Gore, goo, humor, a laidback cop, slimy aliens, outrageous dialog, and a lot of damn zombies. If you have always been a horror fan, especially of the cheesy, tongue-in-cheek variety, so much so that, to date, Sam Raimi's Evil Dead series and Romero's zombie films remain your favorite films, not to mention fine examples of cheap scares, twisted humor, and snide social commentary, then here’s the latest Thanksgiving.
For James Gunn's Slither has all that in spades, and like 2004's Shaun of the Dead, it is self-aware without being self-mocking. This is a film that takes its horror sensibilities seriously, and puts some really goofy characters in some really nasty situations involving space slugs and zombies. Yes, you heard us right – space slugs. Be afraid, little man.
Slither is set in a slowly decaying town of Wheesley, where Grant Grant (Michael Rooker) and his trophy wife Starla (Elizabeth Banks) live in a marriage full of riches but rife with tensions. Bill Pardy (Nathan Fillion) is the easy-going, rather lazy police chief, and Jack MacReady (Gregg Henry) is the potty-mouthed and overreacting Mayor. Going quickly through the main players, and the supporting cast, Gunn establishes a living, real town, that he is soon going to take to hell.
To his credit, Gunn decides not to eschew fast-paced narrative for needless character time, but without going short on character development. An alien invasion pervades the sleepy little town pretty much in the first act, infecting unsuspecting Grant Grant. This gives the director room to play around with some nice CG and make-up effects to bring up some delectably (excuse the unsavory description) devilish gross-out moments and general monster mayhem.
There are tentacles, oozing faces, slime and slugs all around hereon. The CG slugs are largely well done, but the real treat is the make-up. There is some terrific work in creating close-ups of slimy faces and alien-infested zombies to every true horror fan's glee.
Grant is now mind-controlled by the space slug with a huge meat hunger, and is bent on infecting the whole town. The aim is to overrun Earth with hungry, slimy and half-crazed meat-eating zombies created from space alien slugs. (No matter how long the review, I'm not going to get tired of saying space slugs).
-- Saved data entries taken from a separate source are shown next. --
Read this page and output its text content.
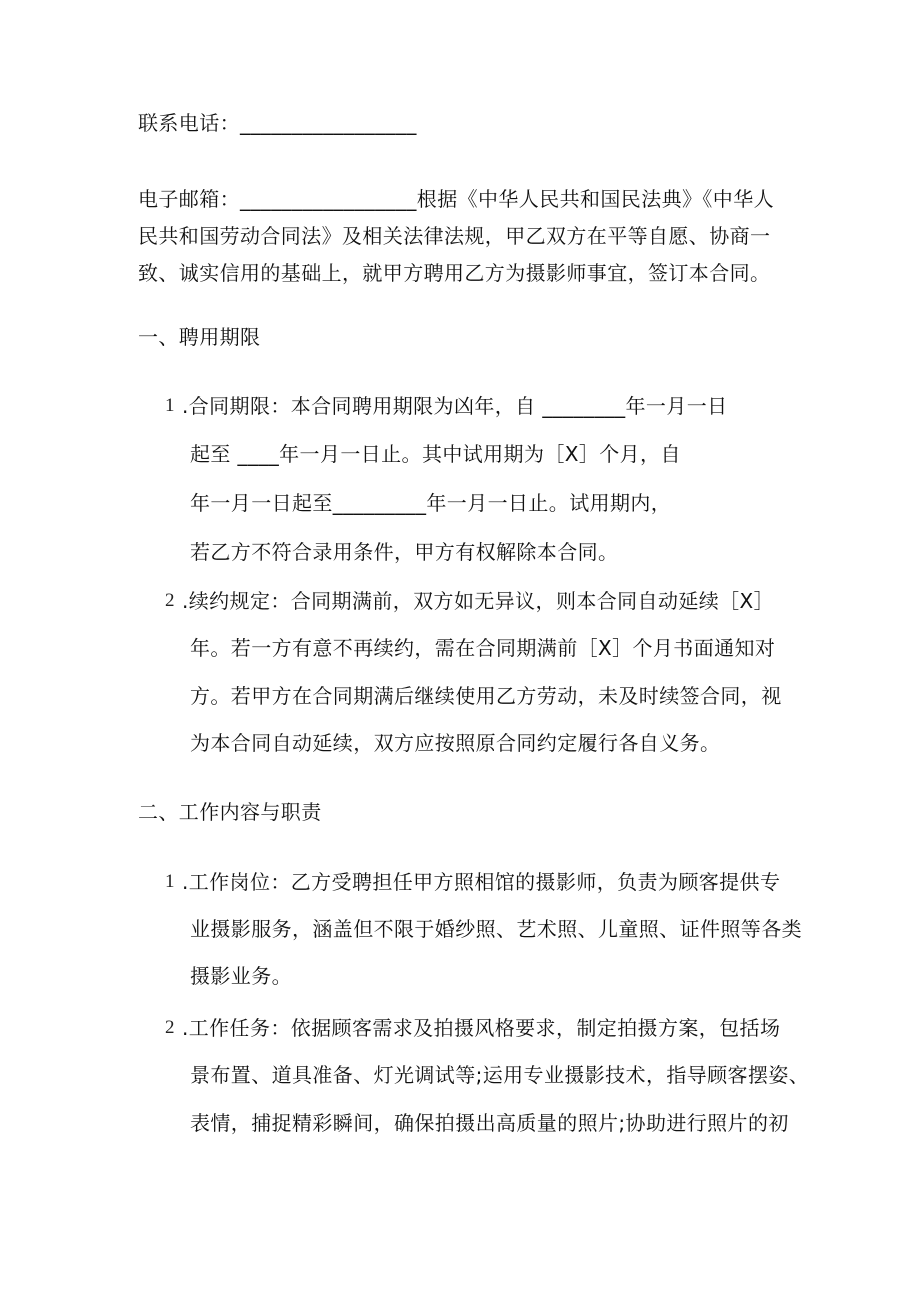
联系电话：_________________

电子邮箱：_________________根据《中华人民共和国民法典》《中华人

民共和国劳动合同法》及相关法律法规，甲乙双方在平等自愿、协商一

致、诚实信用的基础上，就甲方聘用乙方为摄影师事宜，签订本合同。

一、聘用期限
1 .合同期限：本合同聘用期限为凶年，自 ________年一月一日

起至 ____年一月一日止。其中试用期为［X］个月，自

年一月一日起至_________年一月一日止。试用期内，

若乙方不符合录用条件，甲方有权解除本合同。

2 .续约规定：合同期满前，双方如无异议，则本合同自动延续［X］

年。若一方有意不再续约，需在合同期满前［X］个月书面通知对

方。若甲方在合同期满后继续使用乙方劳动，未及时续签合同，视

为本合同自动延续，双方应按照原合同约定履行各自义务。

二、工作内容与职责
1 .工作岗位：乙方受聘担任甲方照相馆的摄影师，负责为顾客提供专

业摄影服务，涵盖但不限于婚纱照、艺术照、儿童照、证件照等各类

摄影业务。

2 .工作任务：依据顾客需求及拍摄风格要求，制定拍摄方案，包括场

景布置、道具准备、灯光调试等;运用专业摄影技术，指导顾客摆姿、

表情，捕捉精彩瞬间，确保拍摄出高质量的照片;协助进行照片的初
It is up to the inept policeman, the over-the-top Mayor, and Grant's wife to save the earth now, and this is where Gunn brings in more fun.
Slither as a movie has more than just the alien invasion / zombie infestation going for it. The characters are rich in fiber, and have some hilarious and witty lines to speak. The dialog is never irreverent, yet the humor it carries is in spades. It is largely due to the excellent cast that Gunn has assembled for the film.
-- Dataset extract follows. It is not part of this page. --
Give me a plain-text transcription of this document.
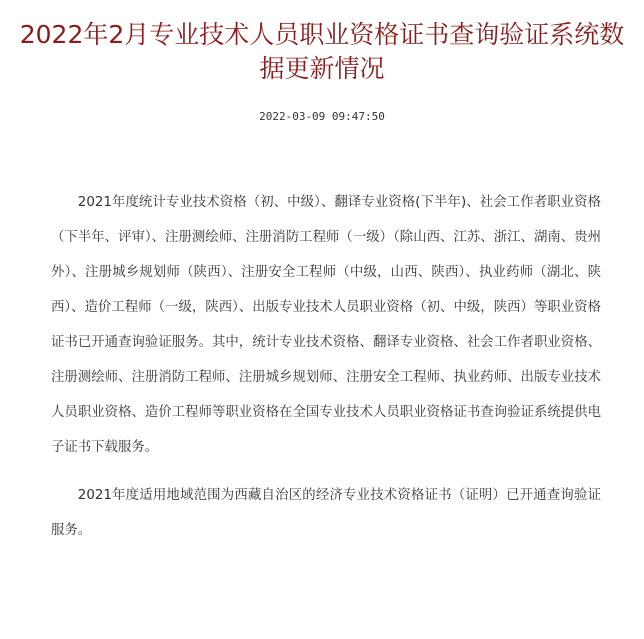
2022年2月专业技术人员职业资格证书查询验证系统数据更新情况
2022-03-09 09:47:50

2021年度统计专业技术资格（初、中级）、翻译专业资格(下半年)、社会工作者职业资格（下半年、评审）、注册测绘师、注册消防工程师（一级）（除山西、江苏、浙江、湖南、贵州外）、注册城乡规划师（陕西）、注册安全工程师（中级，山西、陕西）、执业药师（湖北、陕西）、造价工程师（一级，陕西）、出版专业技术人员职业资格（初、中级，陕西）等职业资格证书已开通查询验证服务。其中，统计专业技术资格、翻译专业资格、社会工作者职业资格、注册测绘师、注册消防工程师、注册城乡规划师、注册安全工程师、执业药师、出版专业技术人员职业资格、造价工程师等职业资格在全国专业技术人员职业资格证书查询验证系统提供电子证书下载服务。

2021年度适用地域范围为西藏自治区的经济专业技术资格证书（证明）已开通查询验证服务。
Michael Rooker is great as Grant, which is pivotal for the film, and a very difficult job for him as well. He needs to create a subliminal villain who is largely evil, but has a hint of humanity about him, and this is what Rooker nails. Nathan Fillion has always been great, Serenity and Firefly being excellent cases in point. This film proves that there are a very few actors gifted with such perfect timing and deadpan humor, along with the presence to play a twisted, yet lovable lead man.
To their credit, the supporting cast do not remain behind the leads in acting cojones, and that helps plod the relatively slow second act forward. The complain regarding pacing is only minor, and comes towards the end of the second act, and it does not take away from what is otherwise a well-made, and balls-out gory film.
Slither is a fun film crafted lovingly by the director and his cast and crew, with their respect for the old horror classics of the eighties showing in almost every other scene. The humor never gets overbearing, the gore and gross factor never gets shortchanged, and it even has some truly great moments of sheer human character.
Only, this might not work for the average filmgoer, but all horror enthusiasts need to see this.